De Nasdaq eindigde 2% hoger. Gevolgd door de S&P 500 die een winst van 1,6% boekte. De Dow Jones schreef 1,5% bij.
Amerikaanse aandelen krijgen flinke steun van de olieprijs, die zich maandag herstelde. Een vat WTI-olie kostte $51,55, ruim een procent meer dan vrijdag. Oliebedrijven als ExxonMobil (+2%) en ConocoPhillips (+1,4%) profiteerden.
De Dow Jones werd aangevoerd door twee financiële partijen, creditcardmaatschappij American Express (+3,7%) en zakenbank Goldman Sachs (+2,8%)
Een andere grote winnaar was Microsoft (+3,3%). De beurswaarde van de softwaremaker is voor het eerst sinds 2010 groter dan die van Apple (+1,4%).
Ook sterke verkoopcijfers van retailers op Black Friday zorgden voor een impuls.

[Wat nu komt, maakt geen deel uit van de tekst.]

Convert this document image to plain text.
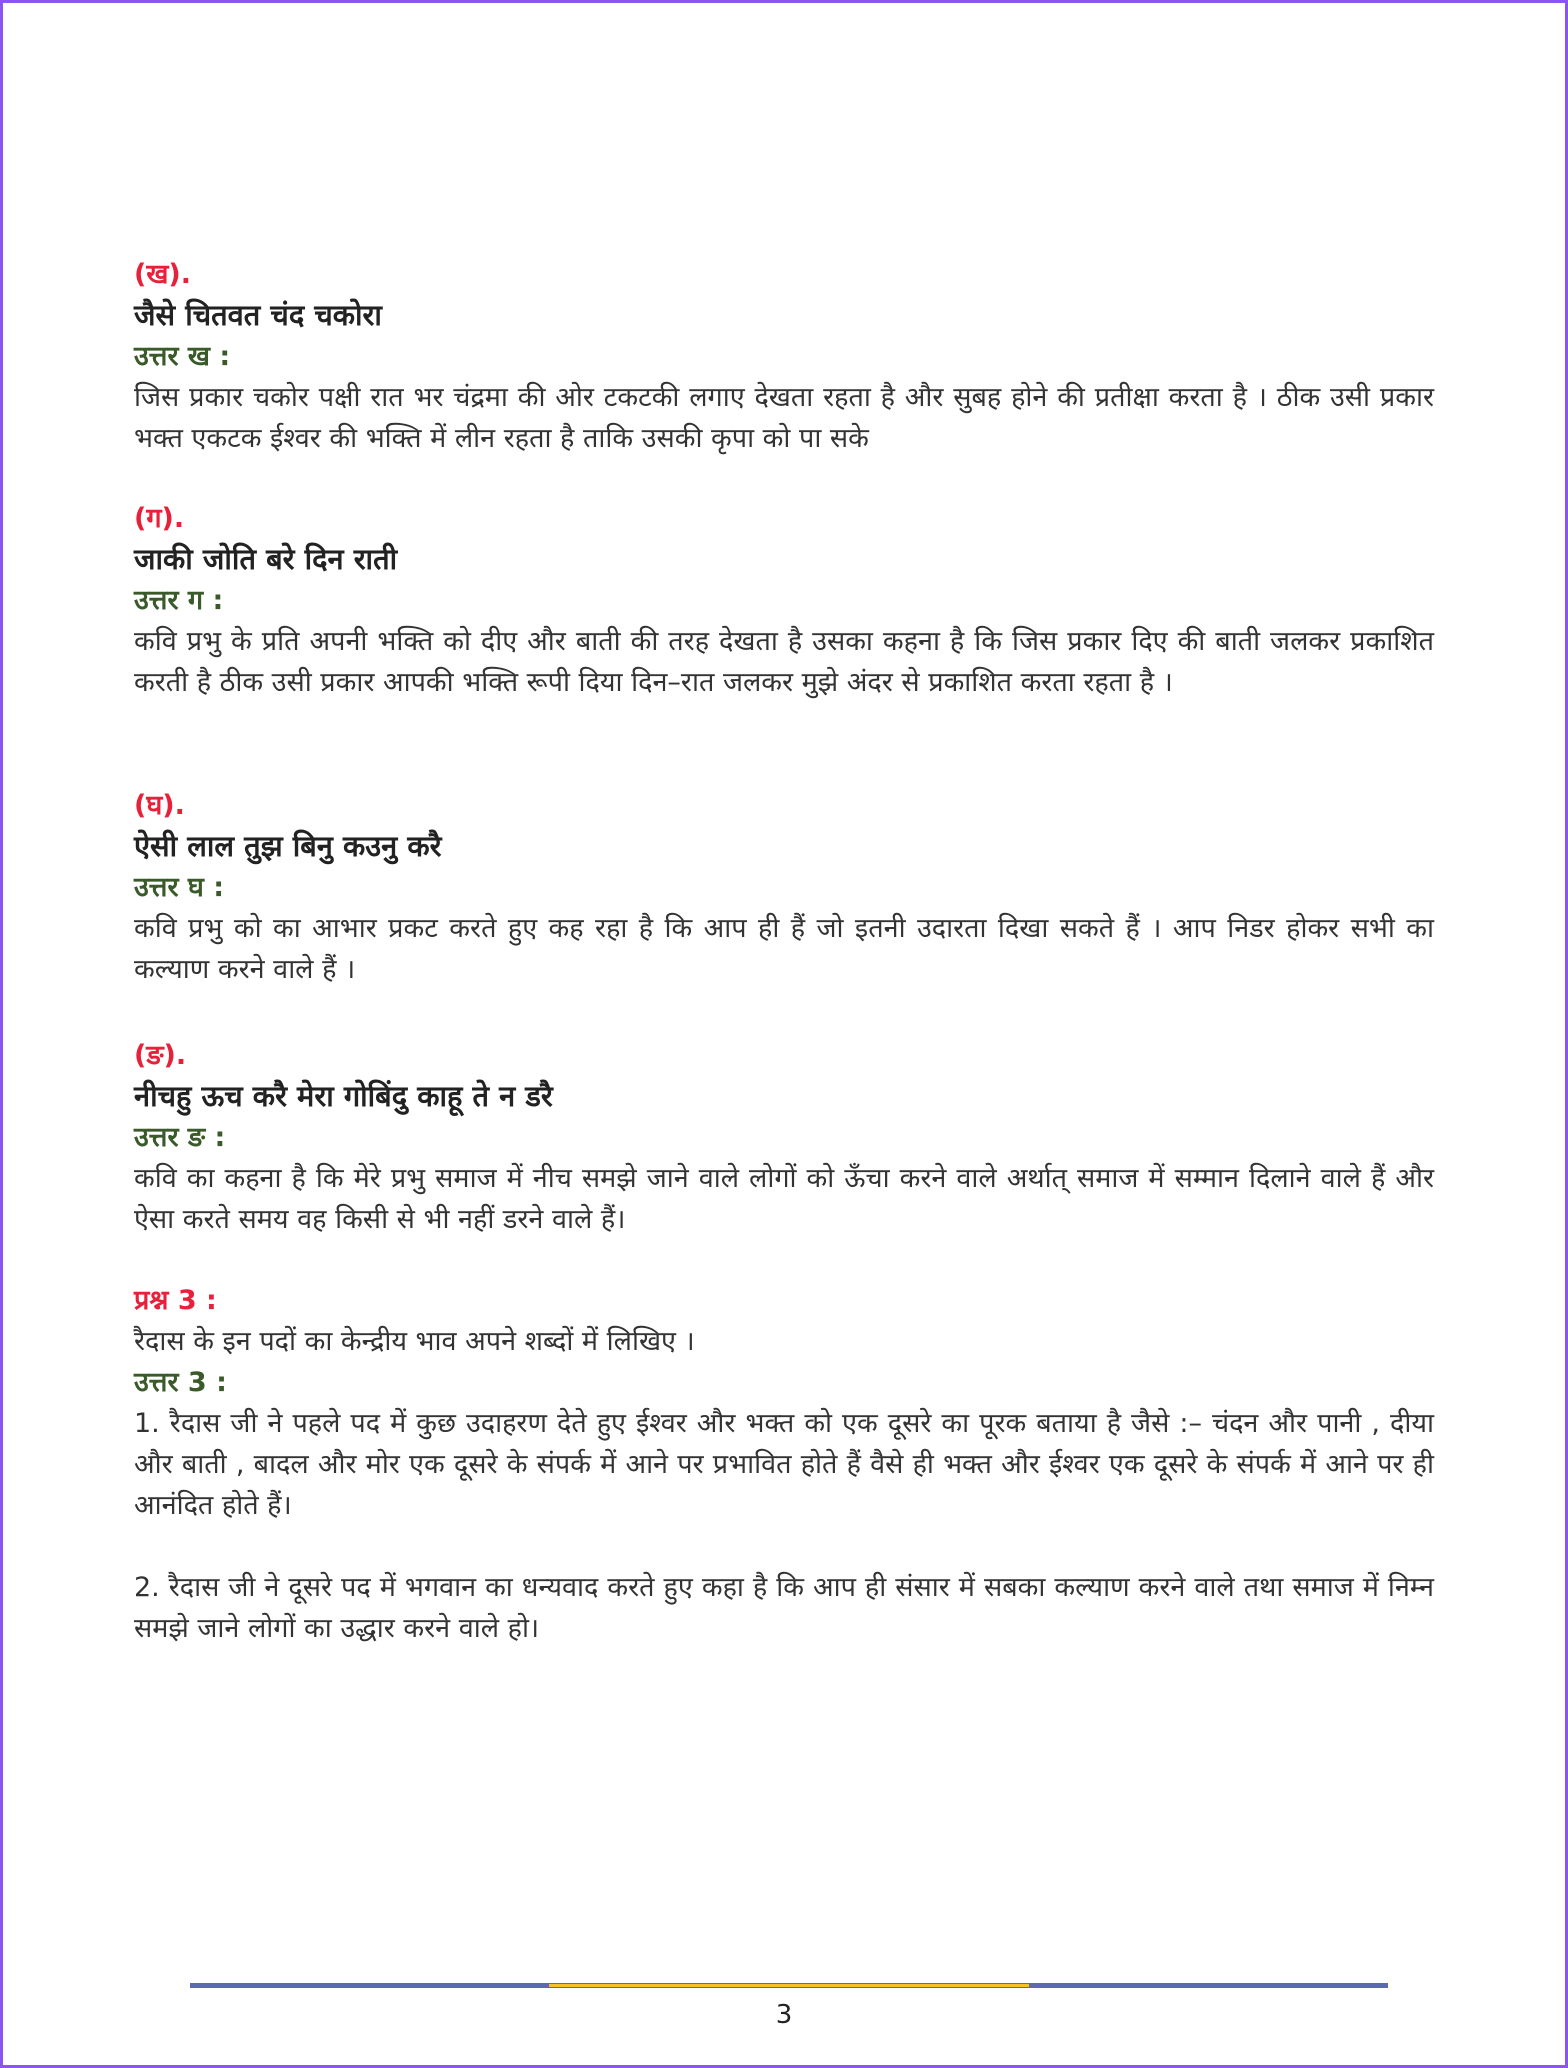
(ख).
जैसे चितवत चंद चकोरा
उत्तर ख :
जिस प्रकार चकोर पक्षी रात भर चंद्रमा की ओर टकटकी लगाए देखता रहता है और सुबह होने की प्रतीक्षा करता है । ठीक उसी प्रकार भक्त एकटक ईश्वर की भक्ति में लीन रहता है ताकि उसकी कृपा को पा सके
(ग).
जाकी जोति बरे दिन राती
उत्तर ग :
कवि प्रभु के प्रति अपनी भक्ति को दीए और बाती की तरह देखता है उसका कहना है कि जिस प्रकार दिए की बाती जलकर प्रकाशित करती है ठीक उसी प्रकार आपकी भक्ति रूपी दिया दिन–रात जलकर मुझे अंदर से प्रकाशित करता रहता है ।
(घ).
ऐसी लाल तुझ बिनु कउनु करै
उत्तर घ :
कवि प्रभु को का आभार प्रकट करते हुए कह रहा है कि आप ही हैं जो इतनी उदारता दिखा सकते हैं । आप निडर होकर सभी का कल्याण करने वाले हैं ।
(ङ).
नीचहु ऊच करै मेरा गोबिंदु काहू ते न डरै
उत्तर ङ :
कवि का कहना है कि मेरे प्रभु समाज में नीच समझे जाने वाले लोगों को ऊँचा करने वाले अर्थात् समाज में सम्मान दिलाने वाले हैं और ऐसा करते समय वह किसी से भी नहीं डरने वाले हैं।
प्रश्न 3 :
रैदास के इन पदों का केन्द्रीय भाव अपने शब्दों में लिखिए ।
उत्तर 3 :
1. रैदास जी ने पहले पद में कुछ उदाहरण देते हुए ईश्वर और भक्त को एक दूसरे का पूरक बताया है जैसे :– चंदन और पानी , दीया और बाती , बादल और मोर एक दूसरे के संपर्क में आने पर प्रभावित होते हैं वैसे ही भक्त और ईश्वर एक दूसरे के संपर्क में आने पर ही आनंदित होते हैं।
2. रैदास जी ने दूसरे पद में भगवान का धन्यवाद करते हुए कहा है कि आप ही संसार में सबका कल्याण करने वाले तथा समाज में निम्न समझे जाने लोगों का उद्धार करने वाले हो।
3
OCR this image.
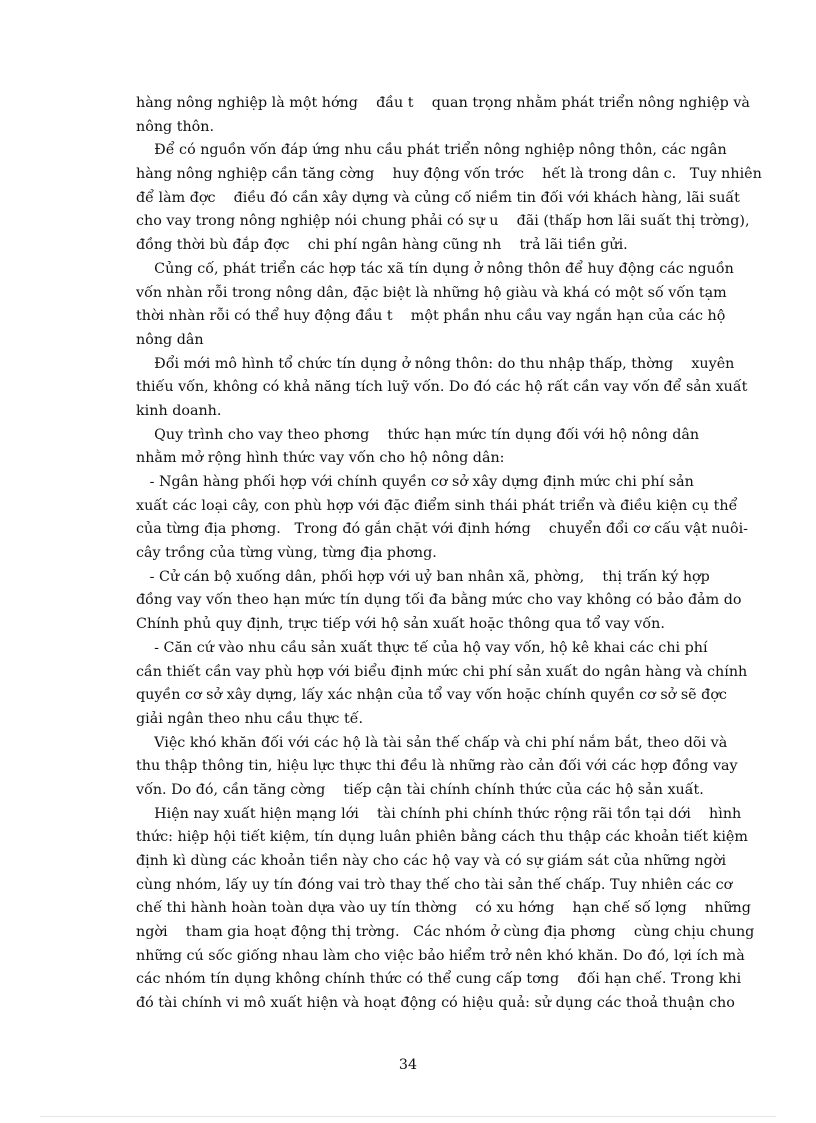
hàng nông nghiệp là một hớng    đầu t    quan trọng nhằm phát triển nông nghiệp và
nông thôn.
Để có nguồn vốn đáp ứng nhu cầu phát triển nông nghiệp nông thôn, các ngân
hàng nông nghiệp cần tăng cờng    huy động vốn trớc    hết là trong dân c.   Tuy nhiên
để làm đợc    điều đó cần xây dựng và củng cố niềm tin đối với khách hàng, lãi suất
cho vay trong nông nghiệp nói chung phải có sự u    đãi (thấp hơn lãi suất thị trờng),
đồng thời bù đắp đợc    chi phí ngân hàng cũng nh    trả lãi tiền gửi.
Củng cố, phát triển các hợp tác xã tín dụng ở nông thôn để huy động các nguồn
vốn nhàn rỗi trong nông dân, đặc biệt là những hộ giàu và khá có một số vốn tạm
thời nhàn rỗi có thể huy động đầu t    một phần nhu cầu vay ngắn hạn của các hộ
nông dân
Đổi mới mô hình tổ chức tín dụng ở nông thôn: do thu nhập thấp, thờng    xuyên
thiếu vốn, không có khả năng tích luỹ vốn. Do đó các hộ rất cần vay vốn để sản xuất
kinh doanh.
Quy trình cho vay theo phơng    thức hạn mức tín dụng đối với hộ nông dân
nhằm mở rộng hình thức vay vốn cho hộ nông dân:
- Ngân hàng phối hợp với chính quyền cơ sở xây dựng định mức chi phí sản
xuất các loại cây, con phù hợp với đặc điểm sinh thái phát triển và điều kiện cụ thể
của từng địa phơng.   Trong đó gắn chặt với định hớng    chuyển đổi cơ cấu vật nuôi-
cây trồng của từng vùng, từng địa phơng.
- Cử cán bộ xuống dân, phối hợp với uỷ ban nhân xã, phờng,    thị trấn ký hợp
đồng vay vốn theo hạn mức tín dụng tối đa bằng mức cho vay không có bảo đảm do
Chính phủ quy định, trực tiếp với hộ sản xuất hoặc thông qua tổ vay vốn.
- Căn cứ vào nhu cầu sản xuất thực tế của hộ vay vốn, hộ kê khai các chi phí
cần thiết cần vay phù hợp với biểu định mức chi phí sản xuất do ngân hàng và chính
quyền cơ sở xây dựng, lấy xác nhận của tổ vay vốn hoặc chính quyền cơ sở sẽ đợc
giải ngân theo nhu cầu thực tế.
Việc khó khăn đối với các hộ là tài sản thế chấp và chi phí nắm bắt, theo dõi và
thu thập thông tin, hiệu lực thực thi đều là những rào cản đối với các hợp đồng vay
vốn. Do đó, cần tăng cờng    tiếp cận tài chính chính thức của các hộ sản xuất.
Hiện nay xuất hiện mạng lới    tài chính phi chính thức rộng rãi tồn tại dới    hình
thức: hiệp hội tiết kiệm, tín dụng luân phiên bằng cách thu thập các khoản tiết kiệm
định kì dùng các khoản tiền này cho các hộ vay và có sự giám sát của những ngời
cùng nhóm, lấy uy tín đóng vai trò thay thế cho tài sản thế chấp. Tuy nhiên các cơ
chế thi hành hoàn toàn dựa vào uy tín thờng    có xu hớng    hạn chế số lợng    những
ngời    tham gia hoạt động thị trờng.   Các nhóm ở cùng địa phơng    cùng chịu chung
những cú sốc giống nhau làm cho việc bảo hiểm trở nên khó khăn. Do đó, lợi ích mà
các nhóm tín dụng không chính thức có thể cung cấp tơng    đối hạn chế. Trong khi
đó tài chính vi mô xuất hiện và hoạt động có hiệu quả: sử dụng các thoả thuận cho
34
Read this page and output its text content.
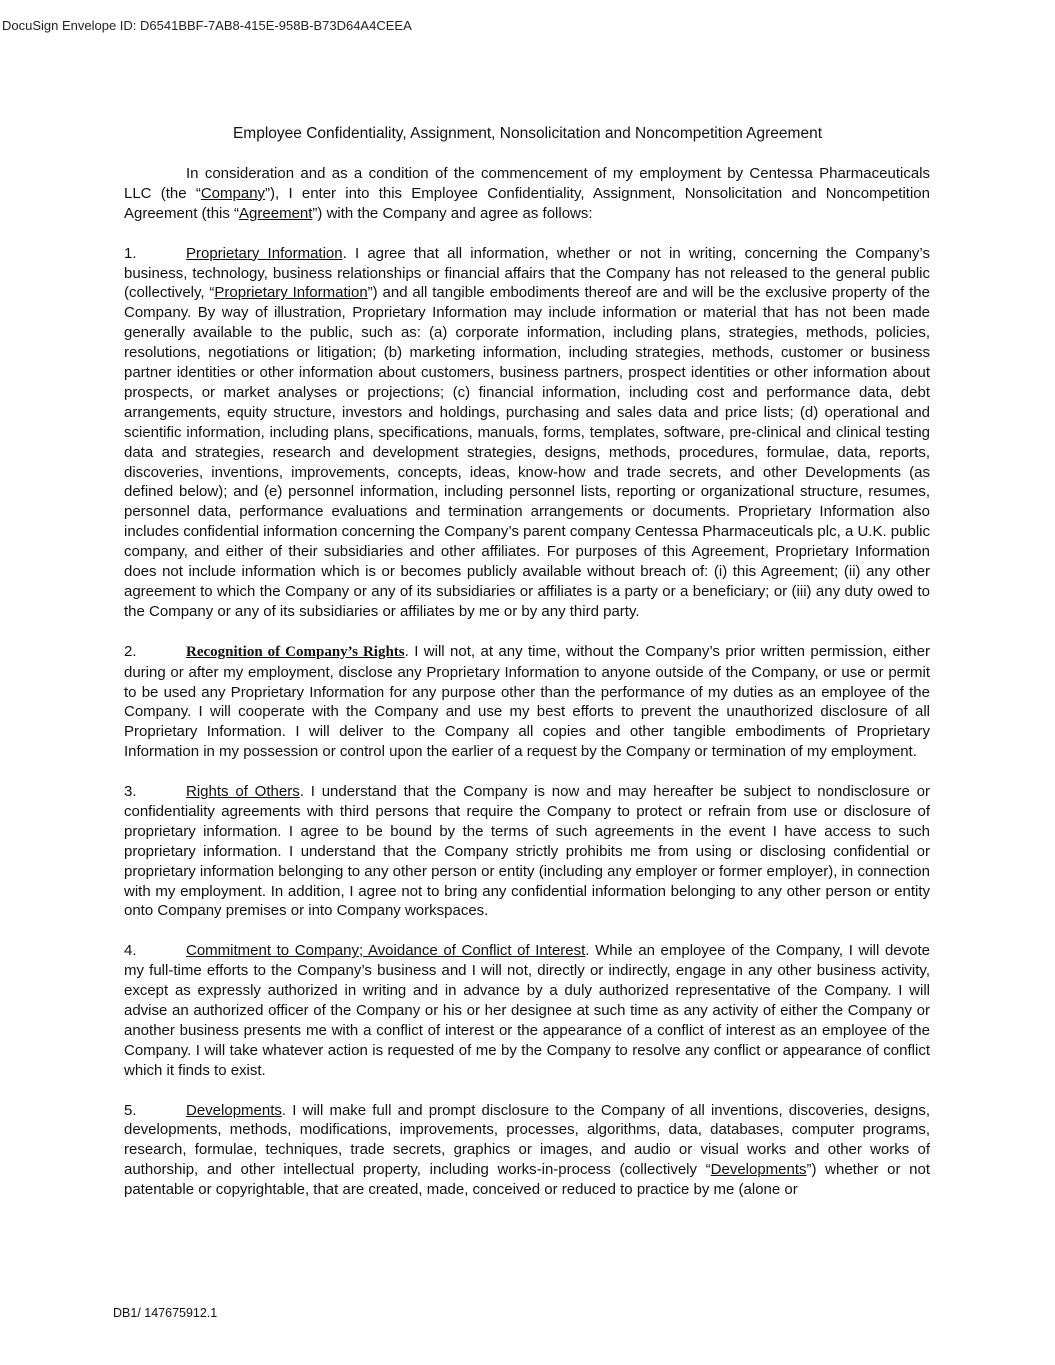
DocuSign Envelope ID: D6541BBF-7AB8-415E-958B-B73D64A4CEEA
Employee Confidentiality, Assignment, Nonsolicitation and Noncompetition Agreement

In consideration and as a condition of the commencement of my employment by Centessa Pharmaceuticals LLC (the “Company”), I enter into this Employee Confidentiality, Assignment, Nonsolicitation and Noncompetition Agreement (this “Agreement”) with the Company and agree as follows:

1.	Proprietary Information. I agree that all information, whether or not in writing, concerning the Company’s business, technology, business relationships or financial affairs that the Company has not released to the general public (collectively, “Proprietary Information”) and all tangible embodiments thereof are and will be the exclusive property of the Company. By way of illustration, Proprietary Information may include information or material that has not been made generally available to the public, such as: (a) corporate information, including plans, strategies, methods, policies, resolutions, negotiations or litigation; (b) marketing information, including strategies, methods, customer or business partner identities or other information about customers, business partners, prospect identities or other information about prospects, or market analyses or projections; (c) financial information, including cost and performance data, debt arrangements, equity structure, investors and holdings, purchasing and sales data and price lists; (d) operational and scientific information, including plans, specifications, manuals, forms, templates, software, pre-clinical and clinical testing data and strategies, research and development strategies, designs, methods, procedures, formulae, data, reports, discoveries, inventions, improvements, concepts, ideas, know-how and trade secrets, and other Developments (as defined below); and (e) personnel information, including personnel lists, reporting or organizational structure, resumes, personnel data, performance evaluations and termination arrangements or documents. Proprietary Information also includes confidential information concerning the Company’s parent company Centessa Pharmaceuticals plc, a U.K. public company, and either of their subsidiaries and other affiliates. For purposes of this Agreement, Proprietary Information does not include information which is or becomes publicly available without breach of: (i) this Agreement; (ii) any other agreement to which the Company or any of its subsidiaries or affiliates is a party or a beneficiary; or (iii) any duty owed to the Company or any of its subsidiaries or affiliates by me or by any third party.

2.	Recognition of Company’s Rights. I will not, at any time, without the Company’s prior written permission, either during or after my employment, disclose any Proprietary Information to anyone outside of the Company, or use or permit to be used any Proprietary Information for any purpose other than the performance of my duties as an employee of the Company. I will cooperate with the Company and use my best efforts to prevent the unauthorized disclosure of all Proprietary Information. I will deliver to the Company all copies and other tangible embodiments of Proprietary Information in my possession or control upon the earlier of a request by the Company or termination of my employment.

3.	Rights of Others. I understand that the Company is now and may hereafter be subject to nondisclosure or confidentiality agreements with third persons that require the Company to protect or refrain from use or disclosure of proprietary information. I agree to be bound by the terms of such agreements in the event I have access to such proprietary information. I understand that the Company strictly prohibits me from using or disclosing confidential or proprietary information belonging to any other person or entity (including any employer or former employer), in connection with my employment. In addition, I agree not to bring any confidential information belonging to any other person or entity onto Company premises or into Company workspaces.

4.	Commitment to Company; Avoidance of Conflict of Interest. While an employee of the Company, I will devote my full-time efforts to the Company’s business and I will not, directly or indirectly, engage in any other business activity, except as expressly authorized in writing and in advance by a duly authorized representative of the Company. I will advise an authorized officer of the Company or his or her designee at such time as any activity of either the Company or another business presents me with a conflict of interest or the appearance of a conflict of interest as an employee of the Company. I will take whatever action is requested of me by the Company to resolve any conflict or appearance of conflict which it finds to exist.

5.	Developments. I will make full and prompt disclosure to the Company of all inventions, discoveries, designs, developments, methods, modifications, improvements, processes, algorithms, data, databases, computer programs, research, formulae, techniques, trade secrets, graphics or images, and audio or visual works and other works of authorship, and other intellectual property, including works-in-process (collectively “Developments”) whether or not patentable or copyrightable, that are created, made, conceived or reduced to practice by me (alone or

DB1/ 147675912.1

Amazon (+5%) deed het uitstekend, en dat gaat nu eens niet ten koste van de traditionele retailers. Nordstrom (+1,5%), Kohl's (+3%) en JC Penney (+5,7%) boekten allemaal winst. Ook een in de VS genoteerde Chinese concurrent van Amazon, JD.com (+6%), deed goede zaken.
PayPal (+3,7%) had maandag te maken met twee tegenvallers, maar daar trokken beleggers zich weinig van aan. Het betaalbedrijf moet nog flink wat werk verzetten om de Britse kartelautoriteit gerust te stellen over de overname van iZettle eerder dit jaar. Een andere dochter, Venmo, heeft volgens de Wall Street Journal veel last van fraude.
Campbell Soup (-3,7%) heeft volgens diverse media vrede gesloten met Daniel Loeb. De activistische belegger wilde meer invloed met zijn fonds Third Point en krijgt die nu. De soepmaker stelt twee nieuwe bestuursleden aan.